If approved, the partnership would mine about 2.8 million tons of low-grade coal annually from the Eagle Pass site. But the coal would be bound for Piedras Negras, Coahuila, across the Rio Grande because its quality is too low for domestic use.

Baxter said that is a clear sign that the coal should not be mined at all. Particles could pollute the air during transport, water reservoirs could be hurt by runoff, and several endangered species, including ocelots and jaguarundis, could be displaced, he said. The blasting could also further damage land that is already fragile as a result of mining projects from several decades ago.

Rudy Rodriguez, a partner with Rodriguez Industries and Operations, which handles public relations for the coal company, anticipates a green light for the project and said the concerns raised were unwarranted.

“I think it’s pretty clear that the hearings examiner stated that a lot of information that was cited was hypothetical and not factual,” he said. “We feel good moving forward that the application meets all the technical requirements.” Rodriguez said that Dos Republicas has customers lined up to purchase the coal and that the company is moving forward with a related project to build a two-way rail line to transport the coal. Construction of the line is already under way on the proposed site.

A current permit already allows for mining, but officials said that work had not started because of several attempts to modify the permit to meet specifications, as well as previous supply-and-demand issues affecting potential customers.

Adding to the opponents’ unease about the project is the recent news from Mexico, where Humberto Moreira, a former governor of Coahuila, told Mexican news outlets that the government should investigate organized crime and its relationship to the coal industry in the border state.

Moreira’s son was killed this year in what authorities say was a hit ordered by Zetas leader Miguel Treviño Morales, the criminal mastermind now believed to be in charge of the ruthless cartel. Moreira said the former Zetas leader Heriberto Lazcano Lazcano, who was believed to be killed in an October shootout with authorities, had a direct connection to Mexican coalmines.

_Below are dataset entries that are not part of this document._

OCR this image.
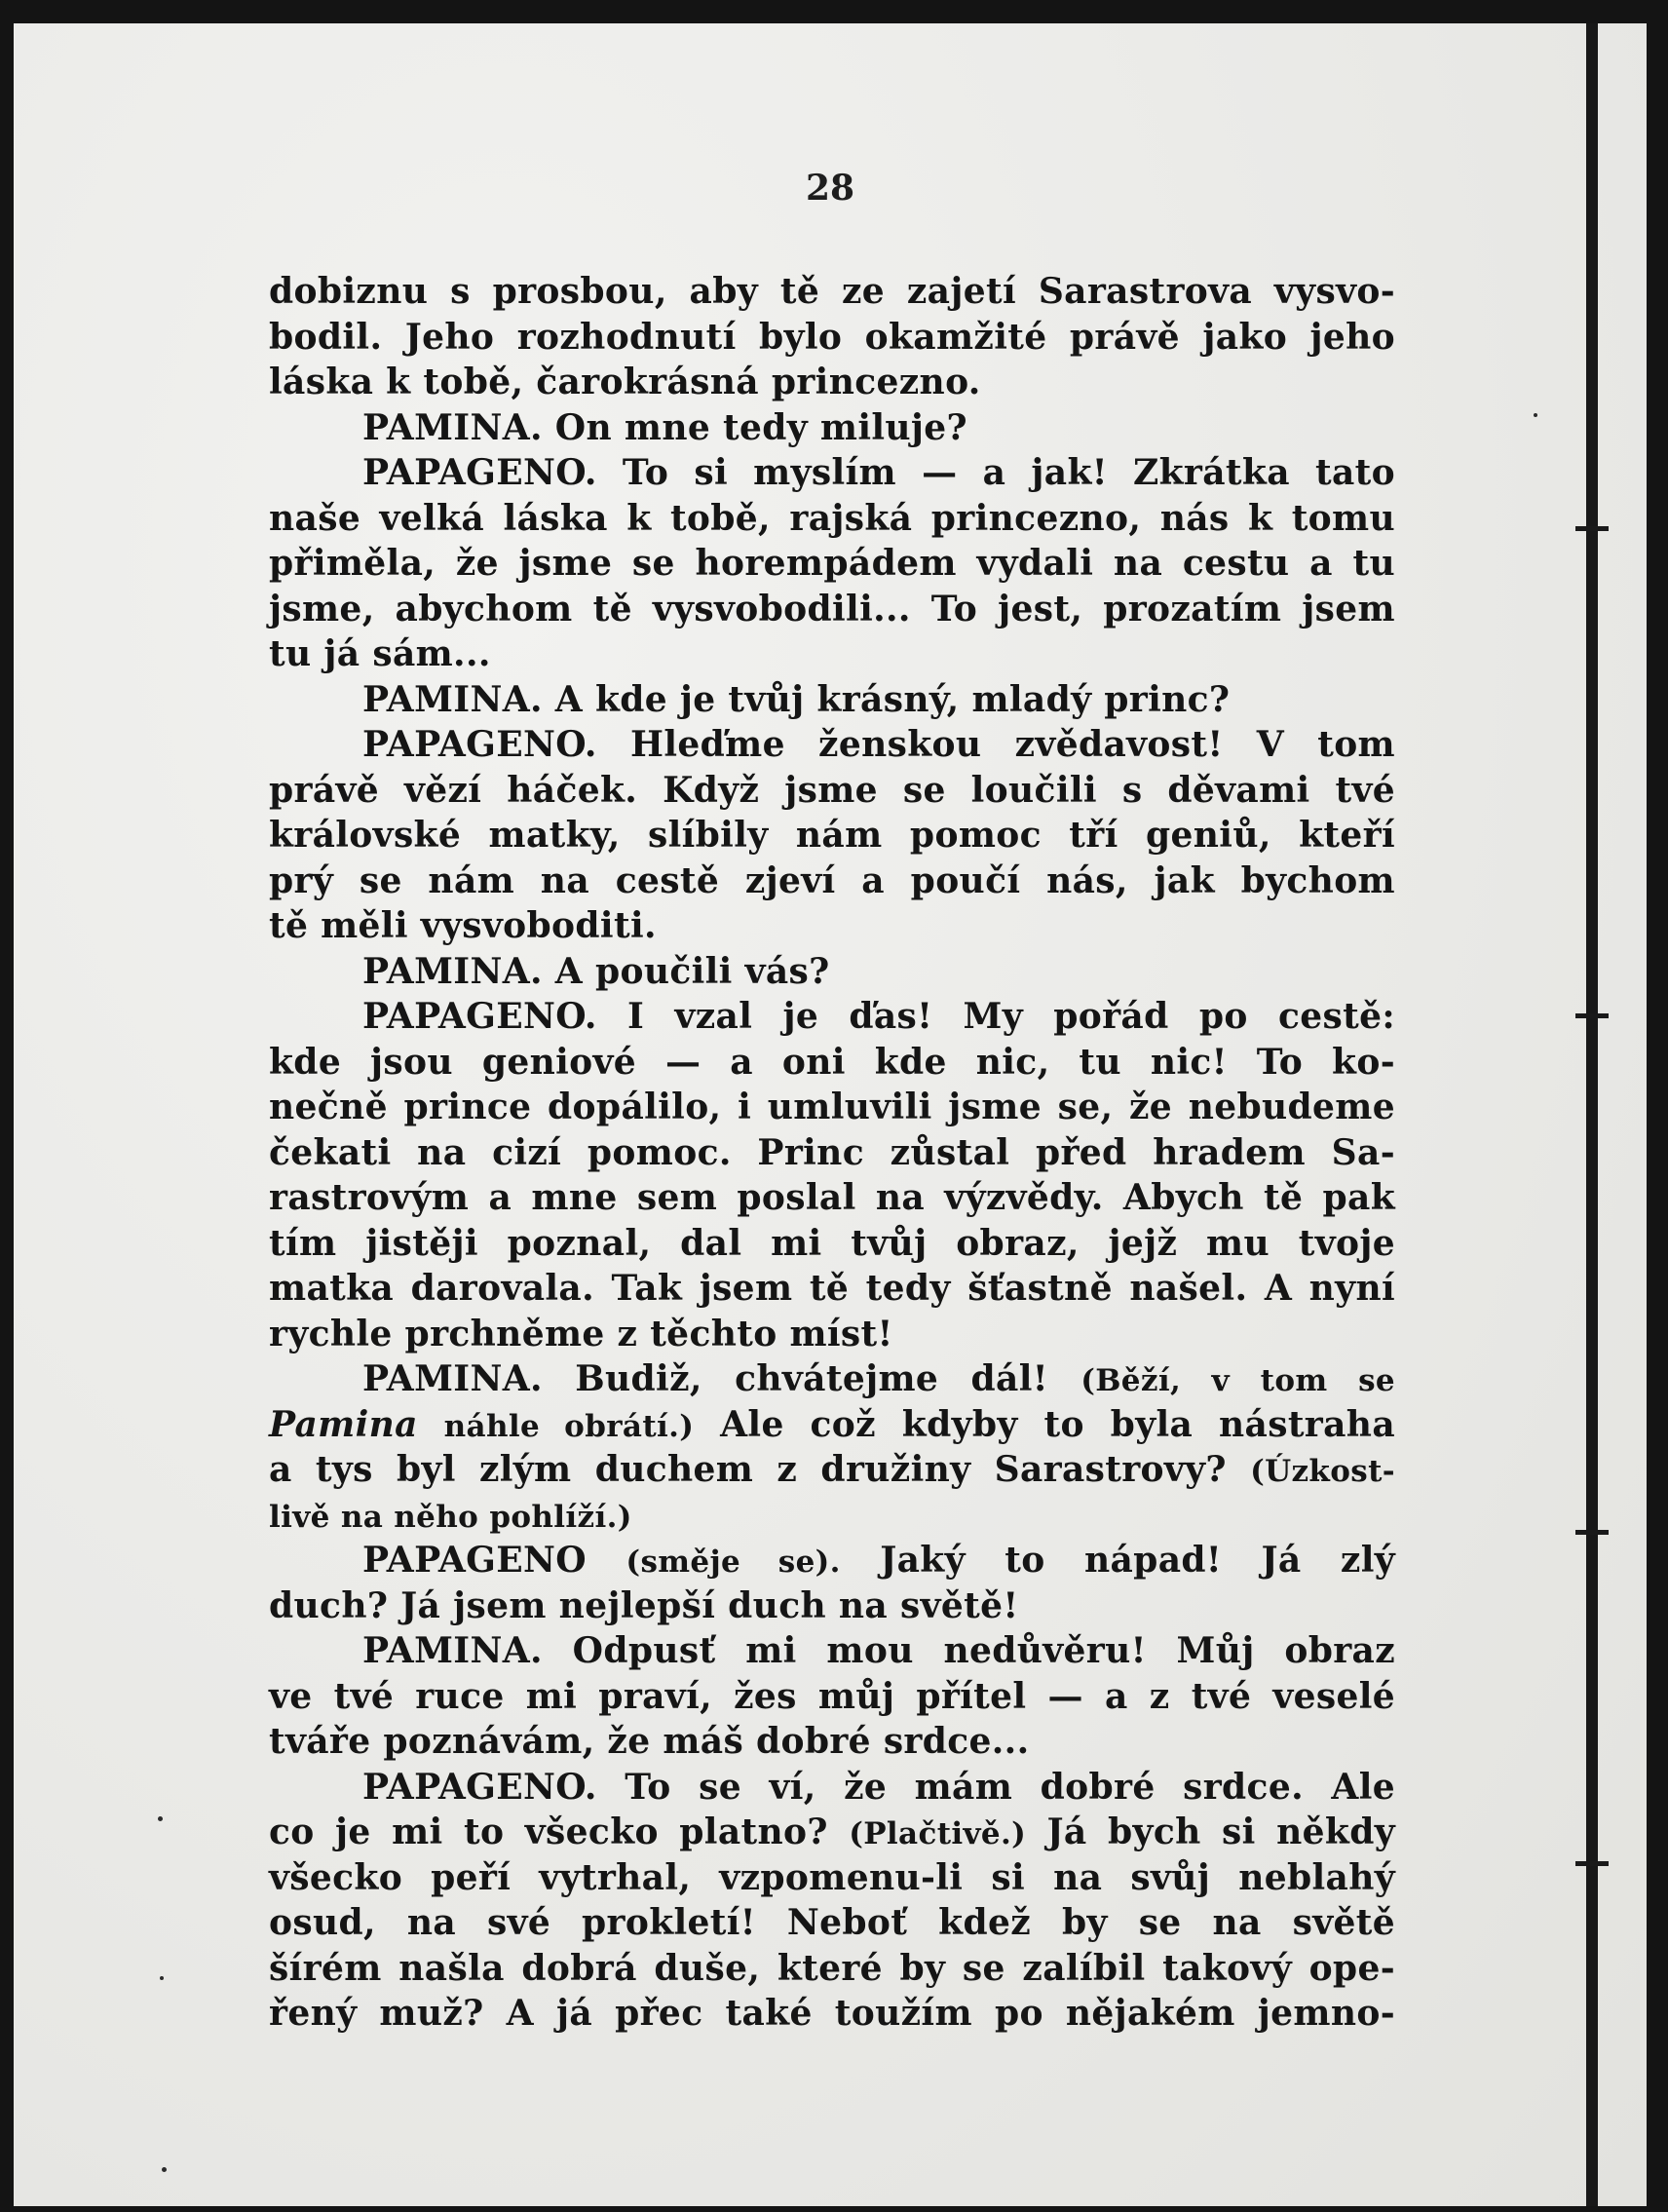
28
dobiznu s prosbou, aby tě ze zajetí Sarastrova vysvo-
bodil. Jeho rozhodnutí bylo okamžité právě jako jeho
láska k tobě, čarokrásná princezno.
PAMINA. On mne tedy miluje?
PAPAGENO. To si myslím — a jak! Zkrátka tato
naše velká láska k tobě, rajská princezno, nás k tomu
přiměla, že jsme se horempádem vydali na cestu a tu
jsme, abychom tě vysvobodili... To jest, prozatím jsem
tu já sám...
PAMINA. A kde je tvůj krásný, mladý princ?
PAPAGENO. Hleďme ženskou zvědavost! V tom
právě vězí háček. Když jsme se loučili s děvami tvé
královské matky, slíbily nám pomoc tří geniů, kteří
prý se nám na cestě zjeví a poučí nás, jak bychom
tě měli vysvoboditi.
PAMINA. A poučili vás?
PAPAGENO. I vzal je ďas! My pořád po cestě:
kde jsou geniové — a oni kde nic, tu nic! To ko-
nečně prince dopálilo, i umluvili jsme se, že nebudeme
čekati na cizí pomoc. Princ zůstal před hradem Sa-
rastrovým a mne sem poslal na výzvědy. Abych tě pak
tím jistěji poznal, dal mi tvůj obraz, jejž mu tvoje
matka darovala. Tak jsem tě tedy šťastně našel. A nyní
rychle prchněme z těchto míst!
PAMINA. Budiž, chvátejme dál! (Běží, v tom se
Pamina náhle obrátí.) Ale což kdyby to byla nástraha
a tys byl zlým duchem z družiny Sarastrovy? (Úzkost-
livě na něho pohlíží.)
PAPAGENO (směje se). Jaký to nápad! Já zlý
duch? Já jsem nejlepší duch na světě!
PAMINA. Odpusť mi mou nedůvěru! Můj obraz
ve tvé ruce mi praví, žes můj přítel — a z tvé veselé
tváře poznávám, že máš dobré srdce...
PAPAGENO. To se ví, že mám dobré srdce. Ale
co je mi to všecko platno? (Plačtivě.) Já bych si někdy
všecko peří vytrhal, vzpomenu-li si na svůj neblahý
osud, na své prokletí! Neboť kdež by se na světě
šírém našla dobrá duše, které by se zalíbil takový ope-
řený muž? A já přec také toužím po nějakém jemno-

Rodriguez said he was unaware of any allegations that the Mexican mine companies had ties to criminal elements and he has yet to hear of any official complaint or related statements on either side of the border.

Moreira did not name any particular coal company, but the speculation has added to the concerns of Eagle Pass residents also worried about having a Mexican company operate in Texas due to lower oversight and less stringent safety requirements the Mexican firms abide by. Rodriguez said during the hearings that those concerns are unfounded. The Mexicans are only investors owning the permit but will not oversee the mine’s daily operations.

The recommendation is the latest setback for Baxter and his team. In May, a major ally in the fight against the coal project, the Eagle Pass-based Kickapoo Traditional Tribe of Texas, officially withdrew its opposition. The withdrawal meant the coalition lost several expert witnesses and a major source of funding.